Prigerson published a study in Annals of Internal Medicine that examined how the COVID-19 pandemic impacted bereaved family members and offered practical guidance for physicians who had to give compassionate support in those challenging circumstances.

The study emphasized that when speaking with families immediately after a patient’s death, physicians should voice heartfelt condolences using the patient’s first name to honor their memory and demonstrate genuine empathy.

Some may try to “fix” the situation, but this isn’t advised. Instead, it’s best to remain present, listen, and provide space for the family members to grieve.

It’s imperative to ease the burden, guilt, and regrets of the surviving family members by “answering their questions, [such as] ‘could it have been prevented? Were they in pain and suffering?’” said Prigerson.

It’s normal for physicians and medical students — who often have the ability to save lives — to struggle with reconciling their lack of control over a patient’s death.

Said Prigerson, “In psychology, we talk about correcting cognitive distortions, and I think in medical school, you’re almost indoctrinated and socialized to think that you have enormous power. You do, but enormous power doesn’t necessarily mean enormous control.”

Two effective ways of coping with a potentially traumatic event like patient death include expressive writing and narrative disclosure, noted Prigerson. “Expressive writing and just discussing what happened, what troubled them about it, even negative thoughts and feelings,” she said, “[writing about it] is something everyone has available to them.”

As for advice for medical students who may have to deal with death for the first time and then any number of times after, Schaffner said it’s important to take care of yourself and maintain an open dialogue on the complex emotions felt.
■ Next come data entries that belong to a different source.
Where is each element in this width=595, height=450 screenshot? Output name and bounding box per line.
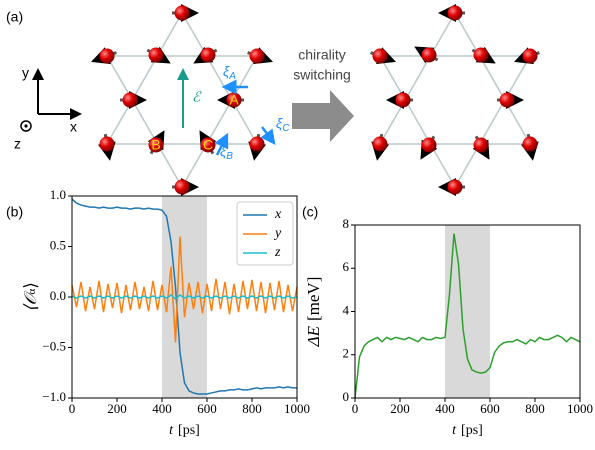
x-tick-label: 1000 <box>284 401 310 416</box>
x-label-part: t <box>169 423 174 438</box>
atom <box>421 137 437 153</box>
atom <box>421 47 437 63</box>
coordinate-axes: y x z <box>14 65 82 152</box>
site-label: C <box>203 137 213 153</box>
vector-label: ξC <box>276 115 290 134</box>
axis-label: x <box>70 119 77 135</box>
plot-frame <box>71 195 298 399</box>
x-tick-label: 600 <box>480 401 500 416</box>
legend-label: y <box>273 226 282 241</box>
vector-arrow <box>214 132 229 156</box>
atom <box>395 92 411 108</box>
atom <box>174 179 190 195</box>
atom <box>200 47 216 63</box>
bond <box>378 11 532 189</box>
arrow-text: switching <box>293 67 351 83</box>
x-tick-label: 0 <box>69 401 76 416</box>
site-label: A <box>229 92 239 108</box>
x-tick-label: 400 <box>435 401 455 416</box>
atom <box>249 136 265 152</box>
series-line <box>71 294 298 301</box>
y-tick-label: −1.0 <box>42 389 66 404</box>
bond <box>105 11 259 189</box>
series-line <box>354 233 581 399</box>
y-label-part: α <box>26 289 38 295</box>
y-tick-label: 6 <box>343 259 350 274</box>
x-tick-label: 1000 <box>567 401 593 416</box>
atom <box>226 92 242 108</box>
atom <box>249 48 265 64</box>
x-label-part: [ps] <box>461 423 483 438</box>
y-label-part: ⟩ <box>21 282 40 289</box>
atom <box>473 137 489 153</box>
y-tick-label: 0.5 <box>50 237 66 252</box>
atom <box>522 48 538 64</box>
atom <box>499 92 515 108</box>
y-axis-label: ΔE [meV] <box>304 277 323 348</box>
atom <box>122 92 138 108</box>
y-label-part: [meV] <box>304 277 323 321</box>
panel-label: (a) <box>6 9 23 25</box>
switch-arrow <box>292 90 354 142</box>
y-tick-label: −0.5 <box>42 338 66 353</box>
vector-arrow <box>260 126 276 145</box>
axis-label: y <box>22 65 29 81</box>
panel-label: (b) <box>6 204 23 220</box>
y-label-part: ⟨𝒪 <box>21 290 40 312</box>
y-label-part: ΔE <box>304 325 323 347</box>
site-label: B <box>151 137 160 153</box>
legend-label: z <box>274 245 281 260</box>
kagome-lattice <box>370 4 540 196</box>
y-tick-label: 1.0 <box>50 187 66 202</box>
atom <box>148 137 164 153</box>
arrow-text: chirality <box>298 47 345 63</box>
x-axis-label: t [ps] <box>452 423 483 438</box>
axis-label: z <box>14 136 21 152</box>
atom <box>200 137 216 153</box>
atom <box>447 5 463 21</box>
y-axis-label: ⟨𝒪α⟩ <box>21 282 40 312</box>
x-tick-label: 0 <box>352 401 359 416</box>
y-tick-label: 2 <box>343 346 350 361</box>
y-tick-label: 8 <box>343 216 350 231</box>
legend-label: x <box>274 207 282 222</box>
atom <box>372 48 388 64</box>
series-line <box>71 236 298 343</box>
x-tick-label: 200 <box>107 401 127 416</box>
atom <box>99 48 115 64</box>
panel-label: (c) <box>302 204 318 220</box>
y-tick-label: 0 <box>343 389 350 404</box>
x-tick-label: 800 <box>242 401 262 416</box>
vector-label: ξA <box>223 63 236 82</box>
atom <box>99 136 115 152</box>
x-label-part: t <box>452 423 457 438</box>
y-tick-label: 4 <box>343 302 350 317</box>
atom <box>473 47 489 63</box>
vector-label: ξB <box>220 143 233 162</box>
x-tick-label: 600 <box>197 401 217 416</box>
x-tick-label: 200 <box>390 401 410 416</box>
x-tick-label: 400 <box>152 401 172 416</box>
series-line <box>71 198 297 395</box>
plot-frame <box>354 224 581 399</box>
y-tick-label: 0.0 <box>50 288 66 303</box>
atom <box>174 5 190 21</box>
atom <box>148 47 164 63</box>
x-axis-label: t [ps] <box>169 423 200 438</box>
atom <box>372 136 388 152</box>
x-tick-label: 800 <box>525 401 545 416</box>
field-label: ℰ <box>192 89 202 105</box>
atom <box>447 179 463 195</box>
x-label-part: [ps] <box>178 423 200 438</box>
atom <box>522 136 538 152</box>
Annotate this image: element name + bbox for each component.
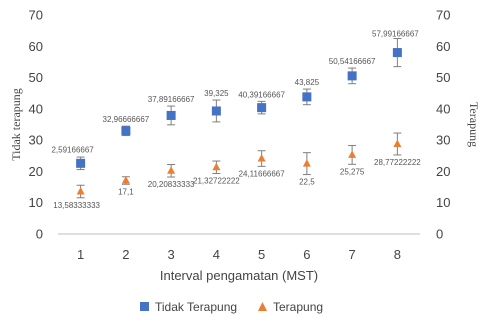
y-left-tick-label: 10 (29, 195, 43, 210)
data-label: 21,32722222 (193, 177, 240, 186)
data-label: 28,77222222 (374, 158, 421, 167)
x-tick-label: 8 (394, 247, 401, 262)
data-point-terapung (167, 166, 176, 174)
y-right-tick-label: 40 (436, 101, 450, 116)
data-point-tidak-terapung (121, 126, 131, 136)
data-label: 2,59166667 (51, 145, 94, 154)
x-tick-label: 3 (168, 247, 175, 262)
data-point-tidak-terapung (392, 48, 402, 58)
y-right-tick-label: 50 (436, 70, 450, 85)
data-label: 24,11666667 (239, 169, 286, 178)
data-point-terapung (257, 154, 266, 162)
y-right-tick-label: 70 (436, 8, 450, 23)
data-point-terapung (348, 150, 357, 158)
y-left-tick-label: 70 (29, 8, 43, 23)
y-right-tick-label: 20 (436, 164, 450, 179)
data-point-terapung (302, 159, 311, 167)
x-tick-label: 5 (258, 247, 265, 262)
x-tick-label: 1 (77, 247, 84, 262)
data-label: 39,325 (204, 89, 229, 98)
data-label: 13,58333333 (53, 201, 100, 210)
data-label: 22,5 (299, 178, 315, 187)
x-tick-label: 6 (303, 247, 310, 262)
y-left-tick-label: 60 (29, 39, 43, 54)
data-point-tidak-terapung (302, 92, 312, 102)
y-axis-left-title: Tidak terapung (9, 88, 23, 161)
y-right-tick-label: 60 (436, 39, 450, 54)
legend-label: Terapung (273, 300, 323, 314)
data-label: 20,20833333 (148, 180, 195, 189)
y-right-tick-label: 30 (436, 133, 450, 148)
data-point-tidak-terapung (347, 71, 357, 81)
legend-label: Tidak Terapung (155, 300, 237, 314)
y-left-tick-label: 30 (29, 133, 43, 148)
y-left-tick-label: 40 (29, 101, 43, 116)
chart-data-labels: 2,59166667 32,96666667 37,89166667 39,325 40… (51, 29, 421, 209)
data-point-terapung (76, 187, 85, 195)
legend: Tidak Terapung Terapung (140, 300, 323, 314)
x-tick-label: 2 (122, 247, 129, 262)
data-label: 40,39166667 (238, 90, 285, 99)
x-tick-label: 7 (349, 247, 356, 262)
data-label: 57,99166667 (372, 29, 419, 38)
y-left-tick-label: 50 (29, 70, 43, 85)
data-point-terapung (121, 176, 130, 184)
data-point-tidak-terapung (211, 106, 221, 116)
data-point-terapung (393, 139, 402, 147)
data-label: 25,275 (340, 167, 365, 176)
legend-marker-tidak-terapung (140, 302, 149, 311)
y-left-tick-label: 20 (29, 164, 43, 179)
data-point-tidak-terapung (76, 158, 86, 168)
y-left-tick-label: 0 (36, 227, 43, 242)
x-axis-title: Interval pengamatan (MST) (160, 268, 318, 283)
chart-marks (76, 37, 402, 199)
legend-marker-terapung (258, 302, 267, 311)
chart-axes: 0 0 10 10 20 20 30 30 40 40 50 50 60 60 70 70 1 2 3 4 5 6 7 8 (29, 8, 451, 263)
y-axis-right-title: Terapung (467, 102, 481, 147)
data-label: 37,89166667 (148, 95, 195, 104)
data-point-tidak-terapung (166, 110, 176, 120)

“Have friends that you can share your experiences with,” he said. “Talking about this makes you realize that you’re not alone and having to deal with your own emotions. If things really disturb you, please reach out and get some professional help. Your institution will provide that. That’s normal. It’s not something to be ashamed of. Dealing with death is obviously serious and stressful. So, take care of yourself while you’re taking care of others.”